# Darwin Nunez



## BossKilla7 (25 Ottobre 2020)

Attaccante centrale uruguaiano classe '99 prelevato dal Benfica nell'estate del 2020, Nunez è un centravanti completo, forte fisicamente, bravo coi piedi, di testa e anche un buon assistman. E' stato prelevato dall'Almeria per 25 milioni di euro ed ha una clausola fissata di 150M. Ha già bagnato il suo esordio in Europa League con una tripletta.


----------



## BossKilla7 (25 Ottobre 2020)




----------



## DMZtheRockBear (25 Ottobre 2020)

Mi piace tanto tanto. Sicuramente potrà essere tra i top centravanti del futuro.

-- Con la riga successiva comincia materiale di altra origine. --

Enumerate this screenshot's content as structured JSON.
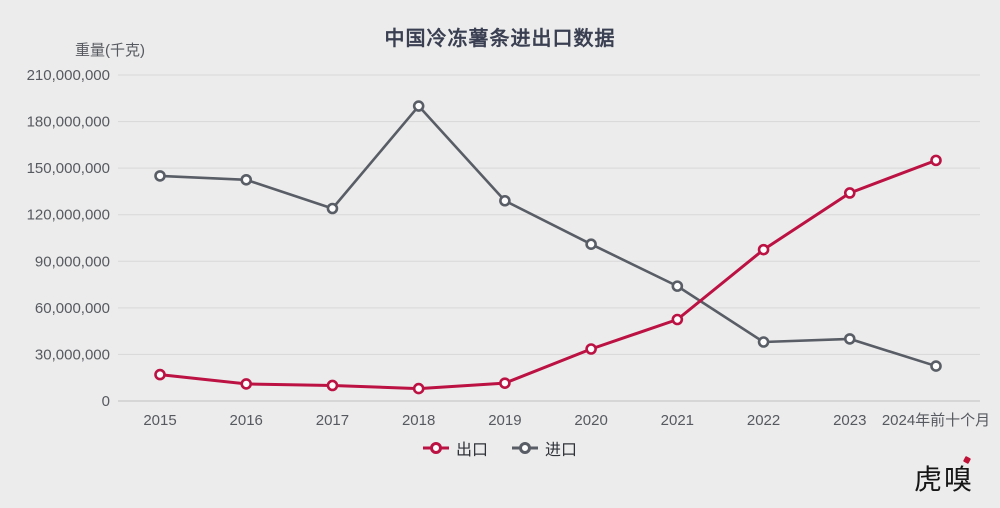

Il Benfica l'ha pagato una ventina di milioni, sicuramente quest'estate ne chiederanno almeno il doppio.

Incredibile la tradizione di centravanti che ha l'Uruguay.


----------



## Andreas89 (25 Ottobre 2020)

In effetti mi ricorda Cavani


----------



## Djici (25 Ottobre 2020)

BossKilla7 ha scritto:


> Attaccante centrale uruguaiano classe '99 prelevato dal Benfica nell'estate del 2020, Nunez è un centravanti completo, forte fisicamente, bravo coi piedi, di testa e anche un buon assistman. E' stato prelevato dall'Almeria per 25 milioni di euro ed ha una clausola fissata di 150M. Ha già bagnato il suo esordio in Europa League con una tripletta.

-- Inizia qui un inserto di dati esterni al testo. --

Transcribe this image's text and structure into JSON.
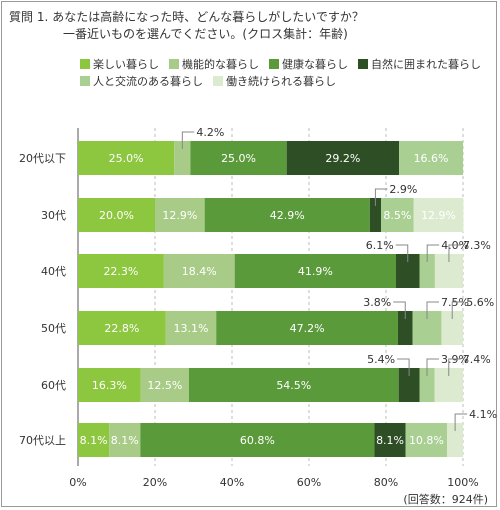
{
  "title": {
    "prefix": "質問 1.",
    "line1": "あなたは高齢になった時、どんな暮らしがしたいですか？",
    "line2": "一番近いものを選んでください。(クロス集計：年齢)"
  },
  "footer": "(回答数：924件)",
  "chart_data": {
    "type": "bar",
    "orientation": "horizontal",
    "stacked": true,
    "categories": [
      "20代以下",
      "30代",
      "40代",
      "50代",
      "60代",
      "70代以上"
    ],
    "series": [
      {
        "name": "楽しい暮らし",
        "color": "#8dc63f",
        "values": [
          25.0,
          20.0,
          22.3,
          22.8,
          16.3,
          8.1
        ]
      },
      {
        "name": "機能的な暮らし",
        "color": "#a8cb87",
        "values": [
          4.2,
          12.9,
          18.4,
          13.1,
          12.5,
          8.1
        ]
      },
      {
        "name": "健康な暮らし",
        "color": "#5a9a3a",
        "values": [
          25.0,
          42.9,
          41.9,
          47.2,
          54.5,
          60.8
        ]
      },
      {
        "name": "自然に囲まれた暮らし",
        "color": "#2e4e26",
        "values": [
          29.2,
          2.9,
          6.1,
          3.8,
          5.4,
          8.1
        ]
      },
      {
        "name": "人と交流のある暮らし",
        "color": "#a9cf92",
        "values": [
          16.6,
          8.5,
          4.0,
          7.5,
          3.9,
          10.8
        ]
      },
      {
        "name": "働き続けられる暮らし",
        "color": "#dcebcf",
        "values": [
          0.0,
          12.9,
          7.3,
          5.6,
          7.4,
          4.1
        ]
      }
    ],
    "xlim": [
      0,
      100
    ],
    "ticks": [
      "0%",
      "20%",
      "40%",
      "60%",
      "80%",
      "100%"
    ],
    "legend_position": "top",
    "grid": "vertical dashed"
  }
}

Deve assolutamente evolversi per sopravvivere


----------



## Beppe85 (25 Ottobre 2020)

Nel benfica sembrano tutti forti poi cambiano campionato e fanno pena.
Joao Felix fa il panchinaro all'Atletico ed è stato pagato un botto.
Andre Silva (giocava nel porto ma cambia poco) sembrava il nuovo CR7...
Comunque a noi servirebbe un giocatore più forte fisicamente tipo Antonio del west ham.


----------